We had a ride on a speed boat from Malé to an inhabited island named Fulidhoo, population is about 490, which is very concentrated in one small island which has dimension only larger than a football stadium (length 0.42 miles, width 0.124 miles). It takes 45 minutes to get to the Fulidhoo island.
Early morning today Dr. Alex and I explored the whole island and we noticed the other side of this island is all trash and garbage both from here or cast away from other islands.
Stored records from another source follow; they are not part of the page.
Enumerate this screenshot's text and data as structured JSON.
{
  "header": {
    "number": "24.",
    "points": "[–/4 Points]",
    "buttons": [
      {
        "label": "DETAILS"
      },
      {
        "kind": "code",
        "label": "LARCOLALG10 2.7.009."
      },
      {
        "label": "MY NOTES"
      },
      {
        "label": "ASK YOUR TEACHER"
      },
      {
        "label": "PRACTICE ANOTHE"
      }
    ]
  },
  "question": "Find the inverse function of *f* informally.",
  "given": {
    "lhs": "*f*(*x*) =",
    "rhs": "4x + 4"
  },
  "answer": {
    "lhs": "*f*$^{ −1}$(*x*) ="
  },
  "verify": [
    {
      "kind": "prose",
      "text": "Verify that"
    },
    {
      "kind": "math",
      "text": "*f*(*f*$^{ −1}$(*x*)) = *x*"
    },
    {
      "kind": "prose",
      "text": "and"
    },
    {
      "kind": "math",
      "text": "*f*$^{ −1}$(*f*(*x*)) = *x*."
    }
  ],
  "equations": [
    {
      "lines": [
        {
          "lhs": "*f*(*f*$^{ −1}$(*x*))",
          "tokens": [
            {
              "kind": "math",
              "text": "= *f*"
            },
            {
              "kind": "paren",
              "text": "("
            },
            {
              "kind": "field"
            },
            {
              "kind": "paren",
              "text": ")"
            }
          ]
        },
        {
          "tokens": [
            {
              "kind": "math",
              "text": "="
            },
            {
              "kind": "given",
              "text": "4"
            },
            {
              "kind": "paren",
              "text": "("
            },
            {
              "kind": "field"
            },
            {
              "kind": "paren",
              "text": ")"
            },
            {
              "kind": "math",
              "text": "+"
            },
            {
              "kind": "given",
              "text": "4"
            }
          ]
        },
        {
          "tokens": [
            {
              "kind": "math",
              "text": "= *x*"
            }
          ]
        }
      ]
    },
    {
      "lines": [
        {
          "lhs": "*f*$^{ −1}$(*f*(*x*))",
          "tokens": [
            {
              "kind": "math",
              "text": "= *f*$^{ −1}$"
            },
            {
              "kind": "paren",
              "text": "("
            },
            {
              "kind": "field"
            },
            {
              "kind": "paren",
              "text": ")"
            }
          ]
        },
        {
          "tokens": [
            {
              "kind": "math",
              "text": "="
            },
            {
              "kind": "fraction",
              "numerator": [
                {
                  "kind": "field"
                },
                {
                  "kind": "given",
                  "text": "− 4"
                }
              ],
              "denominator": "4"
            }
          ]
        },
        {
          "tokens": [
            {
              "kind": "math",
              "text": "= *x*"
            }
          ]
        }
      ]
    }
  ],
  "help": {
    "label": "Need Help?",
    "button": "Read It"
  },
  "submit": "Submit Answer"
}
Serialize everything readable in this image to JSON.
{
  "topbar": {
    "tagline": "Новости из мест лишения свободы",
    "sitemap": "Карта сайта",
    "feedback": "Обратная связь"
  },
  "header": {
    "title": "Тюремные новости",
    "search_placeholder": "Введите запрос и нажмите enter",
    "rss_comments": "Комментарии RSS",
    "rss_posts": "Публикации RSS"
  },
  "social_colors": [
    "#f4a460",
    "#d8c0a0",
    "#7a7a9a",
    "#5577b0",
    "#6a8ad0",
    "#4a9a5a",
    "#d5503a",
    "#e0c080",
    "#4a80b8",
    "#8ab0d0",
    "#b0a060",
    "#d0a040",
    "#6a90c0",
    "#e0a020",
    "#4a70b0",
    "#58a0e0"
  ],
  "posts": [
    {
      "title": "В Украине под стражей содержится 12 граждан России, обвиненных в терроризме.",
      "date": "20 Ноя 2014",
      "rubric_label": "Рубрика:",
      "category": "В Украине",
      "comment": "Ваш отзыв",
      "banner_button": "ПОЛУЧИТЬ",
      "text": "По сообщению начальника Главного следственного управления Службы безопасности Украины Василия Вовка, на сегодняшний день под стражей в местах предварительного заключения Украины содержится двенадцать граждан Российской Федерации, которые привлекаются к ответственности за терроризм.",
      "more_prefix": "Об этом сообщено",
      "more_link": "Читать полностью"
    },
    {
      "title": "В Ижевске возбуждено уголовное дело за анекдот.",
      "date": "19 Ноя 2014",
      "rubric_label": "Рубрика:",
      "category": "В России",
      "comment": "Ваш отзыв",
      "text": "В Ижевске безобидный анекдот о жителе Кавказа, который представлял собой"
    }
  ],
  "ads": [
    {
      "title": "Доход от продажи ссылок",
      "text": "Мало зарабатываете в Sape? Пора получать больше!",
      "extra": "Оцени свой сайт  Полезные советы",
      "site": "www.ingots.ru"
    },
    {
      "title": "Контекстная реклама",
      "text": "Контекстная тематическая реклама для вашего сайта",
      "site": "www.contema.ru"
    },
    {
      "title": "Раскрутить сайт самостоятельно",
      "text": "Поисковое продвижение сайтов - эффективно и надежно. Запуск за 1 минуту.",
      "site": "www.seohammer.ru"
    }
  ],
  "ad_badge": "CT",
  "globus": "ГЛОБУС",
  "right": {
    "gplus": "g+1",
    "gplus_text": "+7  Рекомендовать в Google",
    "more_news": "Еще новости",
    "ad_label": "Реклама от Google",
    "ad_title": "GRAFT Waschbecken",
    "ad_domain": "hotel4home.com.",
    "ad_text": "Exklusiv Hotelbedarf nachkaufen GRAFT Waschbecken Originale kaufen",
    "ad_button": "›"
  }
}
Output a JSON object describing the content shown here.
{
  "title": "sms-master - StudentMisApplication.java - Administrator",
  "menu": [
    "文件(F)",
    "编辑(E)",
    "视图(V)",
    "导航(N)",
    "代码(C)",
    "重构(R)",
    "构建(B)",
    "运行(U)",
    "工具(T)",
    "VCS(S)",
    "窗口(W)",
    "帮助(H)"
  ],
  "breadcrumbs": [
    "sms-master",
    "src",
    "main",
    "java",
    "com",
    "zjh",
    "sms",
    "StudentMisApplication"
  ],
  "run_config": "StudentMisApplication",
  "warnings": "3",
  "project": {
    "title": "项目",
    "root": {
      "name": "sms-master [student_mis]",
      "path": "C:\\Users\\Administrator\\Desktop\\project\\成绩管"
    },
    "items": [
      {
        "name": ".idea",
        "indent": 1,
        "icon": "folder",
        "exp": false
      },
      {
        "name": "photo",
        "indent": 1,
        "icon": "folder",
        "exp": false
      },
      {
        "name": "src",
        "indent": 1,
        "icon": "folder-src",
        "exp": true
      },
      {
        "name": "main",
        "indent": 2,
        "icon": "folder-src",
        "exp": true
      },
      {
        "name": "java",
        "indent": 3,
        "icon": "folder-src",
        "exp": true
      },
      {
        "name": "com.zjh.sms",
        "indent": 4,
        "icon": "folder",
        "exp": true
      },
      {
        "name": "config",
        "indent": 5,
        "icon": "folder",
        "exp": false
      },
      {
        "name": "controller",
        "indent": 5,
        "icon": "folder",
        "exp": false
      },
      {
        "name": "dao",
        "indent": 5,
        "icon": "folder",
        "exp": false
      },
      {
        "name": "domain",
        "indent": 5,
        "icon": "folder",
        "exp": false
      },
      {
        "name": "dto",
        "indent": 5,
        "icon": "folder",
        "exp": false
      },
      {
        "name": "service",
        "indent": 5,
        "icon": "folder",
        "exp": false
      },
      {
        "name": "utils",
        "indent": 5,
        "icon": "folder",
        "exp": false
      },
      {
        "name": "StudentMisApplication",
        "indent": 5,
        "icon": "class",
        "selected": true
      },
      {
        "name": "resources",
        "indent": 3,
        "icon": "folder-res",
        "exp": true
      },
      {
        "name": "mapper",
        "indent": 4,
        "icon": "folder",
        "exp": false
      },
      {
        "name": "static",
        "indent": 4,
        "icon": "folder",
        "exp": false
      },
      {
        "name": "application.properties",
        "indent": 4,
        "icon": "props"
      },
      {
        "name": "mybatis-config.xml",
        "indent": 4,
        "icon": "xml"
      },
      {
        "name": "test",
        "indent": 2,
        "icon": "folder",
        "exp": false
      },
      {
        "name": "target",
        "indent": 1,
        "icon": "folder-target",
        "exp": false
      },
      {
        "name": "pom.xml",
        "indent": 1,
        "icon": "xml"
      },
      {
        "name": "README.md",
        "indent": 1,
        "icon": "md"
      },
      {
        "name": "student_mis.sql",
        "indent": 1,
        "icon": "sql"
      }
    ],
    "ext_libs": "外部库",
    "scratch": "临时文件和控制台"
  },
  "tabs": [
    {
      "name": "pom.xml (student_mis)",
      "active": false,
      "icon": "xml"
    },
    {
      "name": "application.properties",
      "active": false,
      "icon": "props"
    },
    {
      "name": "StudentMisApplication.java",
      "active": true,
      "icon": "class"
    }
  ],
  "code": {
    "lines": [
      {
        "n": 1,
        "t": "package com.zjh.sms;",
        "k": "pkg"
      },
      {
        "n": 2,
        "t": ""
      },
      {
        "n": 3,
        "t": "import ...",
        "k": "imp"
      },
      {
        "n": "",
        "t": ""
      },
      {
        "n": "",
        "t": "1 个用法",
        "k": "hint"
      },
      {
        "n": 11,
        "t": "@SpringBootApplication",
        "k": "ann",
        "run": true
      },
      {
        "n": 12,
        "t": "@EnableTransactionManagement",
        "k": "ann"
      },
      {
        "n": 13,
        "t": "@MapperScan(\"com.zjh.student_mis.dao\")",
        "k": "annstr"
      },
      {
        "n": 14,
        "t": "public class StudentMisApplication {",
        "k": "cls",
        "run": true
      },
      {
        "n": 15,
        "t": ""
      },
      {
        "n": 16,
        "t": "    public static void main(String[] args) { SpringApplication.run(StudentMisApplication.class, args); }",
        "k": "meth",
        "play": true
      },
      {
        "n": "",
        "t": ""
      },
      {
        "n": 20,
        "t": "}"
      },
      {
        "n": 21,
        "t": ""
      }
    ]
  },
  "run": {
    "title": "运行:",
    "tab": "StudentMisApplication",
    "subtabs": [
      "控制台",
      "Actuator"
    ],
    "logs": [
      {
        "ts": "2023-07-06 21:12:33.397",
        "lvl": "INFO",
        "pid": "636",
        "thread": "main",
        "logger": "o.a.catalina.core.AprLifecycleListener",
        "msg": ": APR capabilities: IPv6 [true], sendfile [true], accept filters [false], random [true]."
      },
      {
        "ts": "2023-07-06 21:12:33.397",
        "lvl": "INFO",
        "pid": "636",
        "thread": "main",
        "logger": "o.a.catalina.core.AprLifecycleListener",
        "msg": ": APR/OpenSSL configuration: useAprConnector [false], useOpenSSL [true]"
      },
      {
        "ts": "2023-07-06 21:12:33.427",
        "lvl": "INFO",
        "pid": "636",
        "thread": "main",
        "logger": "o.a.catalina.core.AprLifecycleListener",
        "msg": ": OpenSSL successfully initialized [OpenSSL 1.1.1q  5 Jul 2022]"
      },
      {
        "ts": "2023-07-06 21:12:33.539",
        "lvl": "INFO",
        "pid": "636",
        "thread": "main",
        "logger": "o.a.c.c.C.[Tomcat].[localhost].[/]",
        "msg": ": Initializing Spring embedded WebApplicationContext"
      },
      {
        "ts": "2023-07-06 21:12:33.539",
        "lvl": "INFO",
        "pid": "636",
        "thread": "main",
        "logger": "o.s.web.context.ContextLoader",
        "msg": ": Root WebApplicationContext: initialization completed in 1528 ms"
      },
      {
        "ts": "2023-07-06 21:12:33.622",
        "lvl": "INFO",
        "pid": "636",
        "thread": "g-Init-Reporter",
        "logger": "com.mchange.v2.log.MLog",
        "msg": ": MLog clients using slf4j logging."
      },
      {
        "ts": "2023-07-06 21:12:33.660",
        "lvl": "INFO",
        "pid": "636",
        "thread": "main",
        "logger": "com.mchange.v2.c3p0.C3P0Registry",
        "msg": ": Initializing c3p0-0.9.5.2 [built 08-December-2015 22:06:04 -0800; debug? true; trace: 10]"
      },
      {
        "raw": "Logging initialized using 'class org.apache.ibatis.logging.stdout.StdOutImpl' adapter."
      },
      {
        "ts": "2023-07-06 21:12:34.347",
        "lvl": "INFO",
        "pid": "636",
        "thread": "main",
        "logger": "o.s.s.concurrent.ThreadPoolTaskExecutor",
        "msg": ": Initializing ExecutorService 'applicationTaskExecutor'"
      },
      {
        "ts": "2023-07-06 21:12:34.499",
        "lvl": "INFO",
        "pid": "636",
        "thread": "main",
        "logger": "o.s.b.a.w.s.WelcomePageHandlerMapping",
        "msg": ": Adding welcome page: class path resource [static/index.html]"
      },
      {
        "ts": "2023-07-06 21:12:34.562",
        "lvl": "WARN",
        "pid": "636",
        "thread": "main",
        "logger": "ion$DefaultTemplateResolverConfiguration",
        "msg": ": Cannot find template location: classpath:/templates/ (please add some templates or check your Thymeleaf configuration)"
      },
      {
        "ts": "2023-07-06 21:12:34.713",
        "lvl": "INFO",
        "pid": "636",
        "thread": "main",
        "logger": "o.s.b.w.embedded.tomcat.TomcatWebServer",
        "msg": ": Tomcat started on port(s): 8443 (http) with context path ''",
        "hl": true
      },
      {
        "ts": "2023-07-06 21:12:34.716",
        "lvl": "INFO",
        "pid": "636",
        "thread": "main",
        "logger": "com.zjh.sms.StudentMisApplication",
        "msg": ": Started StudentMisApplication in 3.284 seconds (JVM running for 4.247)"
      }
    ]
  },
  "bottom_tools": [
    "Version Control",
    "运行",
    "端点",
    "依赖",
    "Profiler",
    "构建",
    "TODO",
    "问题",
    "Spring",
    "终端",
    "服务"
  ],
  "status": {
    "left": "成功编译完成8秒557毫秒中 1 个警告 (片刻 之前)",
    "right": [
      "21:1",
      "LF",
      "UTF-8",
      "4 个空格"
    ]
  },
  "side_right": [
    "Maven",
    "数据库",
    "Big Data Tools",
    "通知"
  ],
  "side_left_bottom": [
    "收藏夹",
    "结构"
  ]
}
The global warming and climate change do really affect the ecology here, small orgasm living things live on can and plastics. These are what activists call the “new sand” — plastic that has broken down into smaller and smaller pieces, and then become part of the shoreline. Plastic production has surged in the past 50 years and could double again by 2036. 15 million tons in 1964. 311 million tons in 2014. These smaller particles are what end up in the food chain. The smallest ones, called nano-plastics, sink deep into the ocean and can end up in plankton. Larger pieces, known as micro-plastics, float in a soup, suspended in water, and are eaten by fish. The fish then get eaten by “apex predators” higher up the food chain — including humans. That is the reason why there are more and more people have cancers.
Statistically, there are 8 million tons of plastic trash leak into the ocean annually, and it’s getting worse every year. Americans are said to use 2.5 million plastic bottles every hour. It is unbelievable sad since people become so ignorant about global warming and our ecology crisis are really happening around us but we do not bother to really see and understand that?!